Well, there could be many platform-specific reasons for that. For example, on some platforms the act of reading a pointer might lead to the pointer value being loaded into some dedicated address-specific register. If the pointer is invalid, the hardware/OS might detect it immediately and trigger a program fault. In fact, this is how our popular x86 platform works with regard to segment registers. The only reason we don't hear much about it is that the popular OSes stick to flat memory model that simply does not actively use segment registers.
C++11 actually states that dereferencing invalid pointer values causes undefined behavior, while all other uses of invalid pointer value cause implementation-defined behavior. It also notes that implementation-defined behavior in case of "copying an invalid pointer" might lead to "a system-generated runtime fault". So it might actually be possible to carefully maneuver one's way through the labyrinth of C++11 specification and successfully arrive at the conclusion that calling a non-virtual method through an invalid pointer should result in implementation-defined behavior mentioned above. By in any case the possibility of "a system-generated runtime fault" will always be there.

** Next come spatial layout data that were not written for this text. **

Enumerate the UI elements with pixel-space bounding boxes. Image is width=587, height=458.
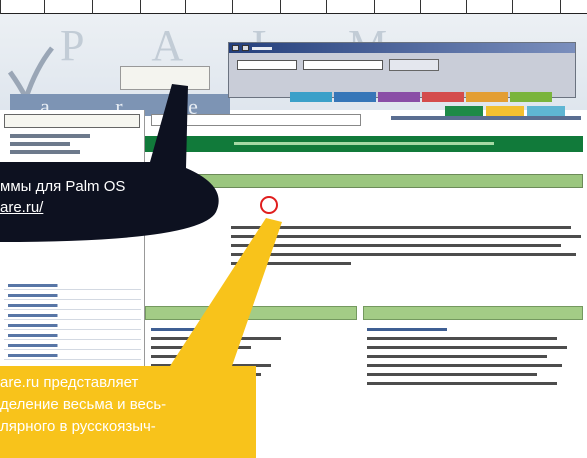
nav-tabs: [290, 92, 552, 102]
dark-callout-line1: ммы для Palm OS: [0, 178, 126, 195]
advanced-search-link[interactable]: [391, 116, 581, 120]
yellow-callout-line3: лярного в русскоязыч-: [0, 418, 156, 435]
yellow-callout-text: are.ru представляет деление весьма и вес…: [0, 372, 250, 438]
screenshot-window: [228, 42, 576, 98]
search-form: [229, 53, 575, 77]
window-titlebar: [229, 43, 575, 53]
tab-5[interactable]: [466, 92, 508, 102]
tab-1[interactable]: [290, 92, 332, 102]
search-label-box: [237, 60, 297, 70]
tab-4[interactable]: [422, 92, 464, 102]
top-downloads-header: [363, 306, 583, 320]
category-select[interactable]: [303, 60, 383, 70]
page-top-strip: [0, 0, 587, 14]
search-button[interactable]: [389, 59, 439, 71]
tab-3[interactable]: [378, 92, 420, 102]
tab-2[interactable]: [334, 92, 376, 102]
tab-6[interactable]: [510, 92, 552, 102]
yellow-callout-line1: are.ru представляет: [0, 374, 139, 391]
yellow-callout-line2: деление весьма и весь-: [0, 396, 167, 413]
top-downloads-list: [367, 328, 577, 391]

Dereferencing of this in this case is effectively an implementation detail. I'm not saying that the this pointer is not defined by the standard, because it is, but from a semantically abstracted standpoint what is the purpose of allowing the use of objects that have been destroyed, just because there is a corner case in which in practice it will be "safe"? None. So it's not. No object exists, so you may not call a function on it.

c++: Does a vtable contains pointers to non-virtual functions?

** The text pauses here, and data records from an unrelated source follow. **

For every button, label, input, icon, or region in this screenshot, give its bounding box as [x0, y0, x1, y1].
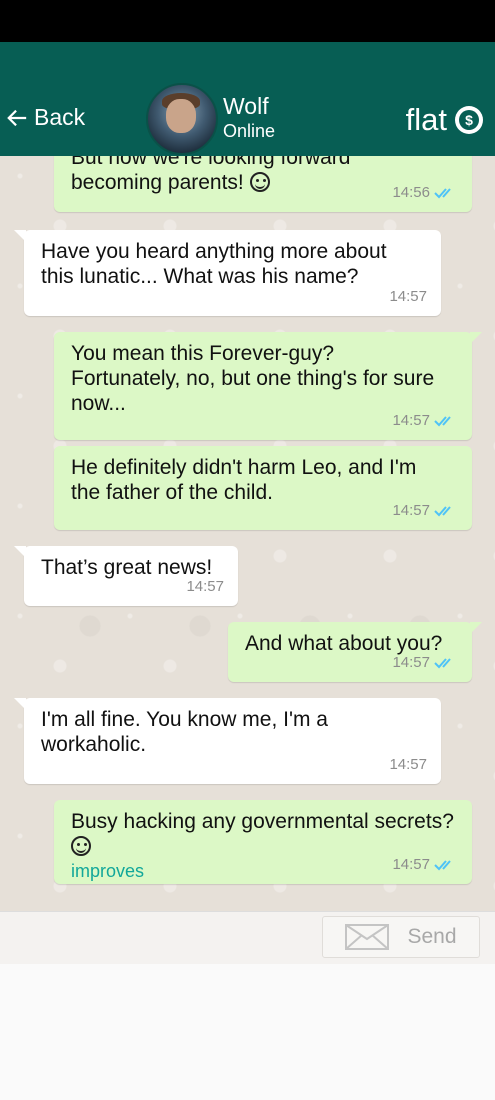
back-button[interactable]: Back	[6, 104, 85, 131]
message-meta: 14:57	[389, 284, 427, 309]
message-text: I'm all fine. You know me, I'm a workaho…	[41, 708, 328, 756]
chat-area[interactable]: But now we're looking forward becoming p…	[0, 156, 495, 911]
message-time: 14:57	[392, 856, 430, 873]
message-meta: 14:57	[186, 574, 224, 599]
back-label: Back	[34, 104, 86, 130]
status-bar	[0, 0, 495, 42]
message-text: You mean this Forever-guy? Fortunately, …	[71, 342, 435, 415]
chat-header: Back Wolf Online flat $	[0, 42, 495, 156]
message-meta: 14:57	[392, 852, 458, 877]
contact-name[interactable]: Wolf	[223, 93, 269, 120]
send-button[interactable]: Send	[322, 916, 480, 958]
double-check-icon	[434, 859, 451, 870]
message-bubble-incoming[interactable]: That’s great news! 14:57	[14, 546, 238, 606]
message-text: Have you heard anything more about this …	[41, 240, 387, 288]
message-bubble-outgoing[interactable]: You mean this Forever-guy? Fortunately, …	[54, 332, 482, 440]
message-time: 14:57	[392, 412, 430, 429]
message-meta: 14:57	[392, 650, 458, 675]
message-bubble-outgoing[interactable]: And what about you? 14:57	[228, 622, 482, 682]
message-time: 14:57	[392, 654, 430, 671]
dollar-coin-icon: $	[455, 106, 483, 134]
message-time: 14:56	[392, 184, 430, 201]
brand-logo: flat $	[406, 102, 483, 138]
brand-name: flat	[405, 102, 447, 137]
double-check-icon	[434, 415, 451, 426]
envelope-icon	[345, 924, 390, 950]
contact-status: Online	[223, 121, 276, 141]
message-bubble-outgoing[interactable]: Busy hacking any governmental secrets? i…	[54, 800, 472, 884]
message-text-partial: But now we're looking forward	[71, 156, 351, 169]
keyboard-area	[0, 964, 495, 1100]
message-bubble-incoming[interactable]: Have you heard anything more about this …	[14, 230, 441, 316]
message-meta: 14:57	[389, 752, 427, 777]
avatar-face	[166, 99, 196, 133]
message-time: 14:57	[392, 502, 430, 519]
avatar[interactable]	[146, 83, 218, 155]
double-check-icon	[434, 505, 451, 516]
message-bubble-incoming[interactable]: I'm all fine. You know me, I'm a workaho…	[14, 698, 441, 784]
smiley-icon	[71, 836, 91, 856]
message-meta: 14:56	[392, 180, 458, 205]
message-meta: 14:57	[392, 498, 458, 523]
send-label: Send	[407, 925, 457, 948]
message-time: 14:57	[389, 756, 427, 773]
message-text: Busy hacking any governmental secrets?	[71, 810, 454, 833]
message-text: becoming parents!	[71, 171, 244, 194]
message-bubble-outgoing[interactable]: He definitely didn't harm Leo, and I'm t…	[54, 446, 472, 530]
message-bubble-outgoing[interactable]: But now we're looking forward becoming p…	[54, 156, 472, 212]
double-check-icon	[434, 187, 451, 198]
message-time: 14:57	[186, 578, 224, 595]
message-time: 14:57	[389, 288, 427, 305]
arrow-left-icon	[7, 109, 27, 126]
smiley-icon	[249, 172, 270, 192]
double-check-icon	[434, 657, 451, 668]
message-meta: 14:57	[392, 408, 458, 433]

vtable contains pointers to virtual functions of that class. Does it also contains pointers to non-virtual functions as well?
Thx!

It's an implementation detail, but no. If an implementation put pointers to non-virtual functions into a vtable it couldn't use these pointers for making function calls because it would often cause incorrect non-virtual functions to be called.
When a non-virtual function is called the implementation must use the static type of the object on which the function is being called to determine the correct function to call. A function stored in a vtable accessed by a vptr will be dependent on the dynamic type of the object, not any static type of a reference or pointer through which it is being accessed.

No, it doesn't.
As calls to non-virtual methods can be resolved during compilation (since compiler knows the addresses of non virtual functions), the compiler generates instructions to call them 'directly' (i.e. statically).
There is no reason to go through vtable indirection mechanism for methods which are known during compiling.

Whether or not a "vtable" is used by any implementation isn't defined by the standard. Most implementations use a table of function pointers although the functions pointed to are typically not directly those being called (instead, the pointed to function may adjust the pointer before calling the actual function).
Whether or not non-virtual functions show up in this table is also not defined by standard. After all, the standard doesn't even require the existence of a vtable. Normally, non-virtual function are not in a virtual function table since any necessary pointer adjustments and call can be resolved at compile- or link-time. I could imagine an implementation treating all functions similarly and, thus, using a pointer in the virtual function table in all cases. I wouldn't necessary be very popular. However, it might be a good way to implement C++ in an environment where it seamlessly interacts with a more flexible object system, e.g., languages where individual functions can be replaced at run-time (my understanding is that something like this is possible, e.g., in python).

No. A vtable only contains pointers to virtual functions in the same class or file.